The proposed ALU, in addition to collapsing these interlocks also should be
implemented in identical stages as the conventional ALU’s. A functional model of the
ICALU is assumed initially. The functional model is optimized by optimizing the
model’s individual blocks. The design and optimization of each block is discussed in
separate chapters.
Finally, two parallel machines with and without the ICALU are compared
with regard to their execution times. The effect of variation of percentage interlocks in a
given code on the execution times and the percentage speed ratio of the parallel machines
is studied.
CONTROL UNIT ::
The Control Unit determines the order in which instructions should be executed.
It interprets the machine instructions. The execution of each instruction is determined by
a sequence of control signals produced by the control unit. In other words, the control
unit governs the flow of information through the system by issuing control signals to
different components. For example, to perform an addition operation, it sets the
appropriate signals to appropriate components so that an addition operation results.
ALU ::
The Arithmetic and Logic Unit (ALU) is arguably the most important part of the
CPU. The ALU performs the decision making operations (logical) and arithmetic
operations. Arithmetic operations involve functions such as addition, subtraction,
multiplication and division. It also performs the basic logic functions such as AND, OR,
XOR, and so on. There are a variety of techniques to design these functions. It is most
complex with regard to design, amongst all the components of the computer, and it also
contributes to most of the delay. Thus, the design of the ALU is critical to the speed of
the computer.
REGISTER ARRAY ::
The Register Array consists of a number of temporary storage locations or
registers. Because the registers are often on the same chip and directly connected to the
control unit, they have faster access than memory. The ALU and the register array are
together called as the ‘dataflow’ of the computer
PARALLEL MACHINES ::
An important area in computer architecture is parallel processing. Machines
(computers) employing parallel processing are called parallel machines. A
parallel machine executes multiple instructions in parallel, in one cycle, compared
to a serial machine (discussed so far) that can execute only one instruction.
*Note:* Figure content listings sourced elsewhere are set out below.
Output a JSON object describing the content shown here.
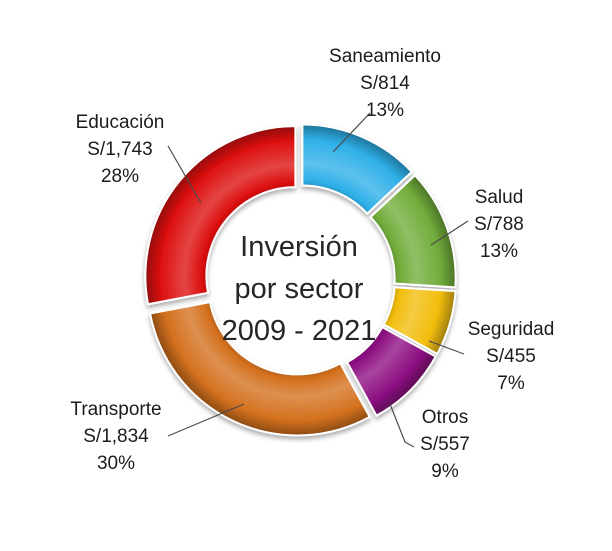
{
  "page": {
    "background": "#ffffff"
  },
  "chart_data": {
    "type": "pie",
    "variant": "exploded-donut",
    "title": "Inversión por sector 2009 - 2021",
    "center_label_lines": [
      "Inversión",
      "por sector",
      "2009 - 2021"
    ],
    "labels_style": "outside-with-leader-lines",
    "legend_position": "none",
    "start_angle_deg": 0,
    "direction": "clockwise",
    "inner_radius_ratio": 0.59,
    "segments": [
      {
        "label": "Saneamiento",
        "amount": "S/814",
        "percent": "13%",
        "value": 13,
        "color": "#2fb0e8"
      },
      {
        "label": "Salud",
        "amount": "S/788",
        "percent": "13%",
        "value": 13,
        "color": "#72ad3b"
      },
      {
        "label": "Seguridad",
        "amount": "S/455",
        "percent": "7%",
        "value": 7,
        "color": "#f2bd0d"
      },
      {
        "label": "Otros",
        "amount": "S/557",
        "percent": "9%",
        "value": 9,
        "color": "#8e1183"
      },
      {
        "label": "Transporte",
        "amount": "S/1,834",
        "percent": "30%",
        "value": 30,
        "color": "#d4711f"
      },
      {
        "label": "Educación",
        "amount": "S/1,743",
        "percent": "28%",
        "value": 28,
        "color": "#dd1111"
      }
    ]
  }
}
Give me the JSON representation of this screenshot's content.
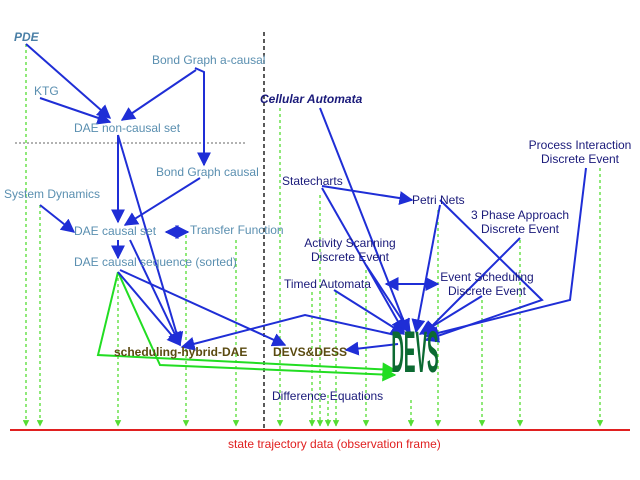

Thus a
parallel machine is faster than a serial machine.
In a parallel machine, a number of execution units (ALU’s) are connected in
parallel, so that each unit is able to handle an instruction. But for practical reasons
the number is limited to two. For example, if two such units are present in the
processor, two instructions can be handled concurrently resulting in faster
execution. Fig 2.5 shows a simple block diagram of a parallel machine unit.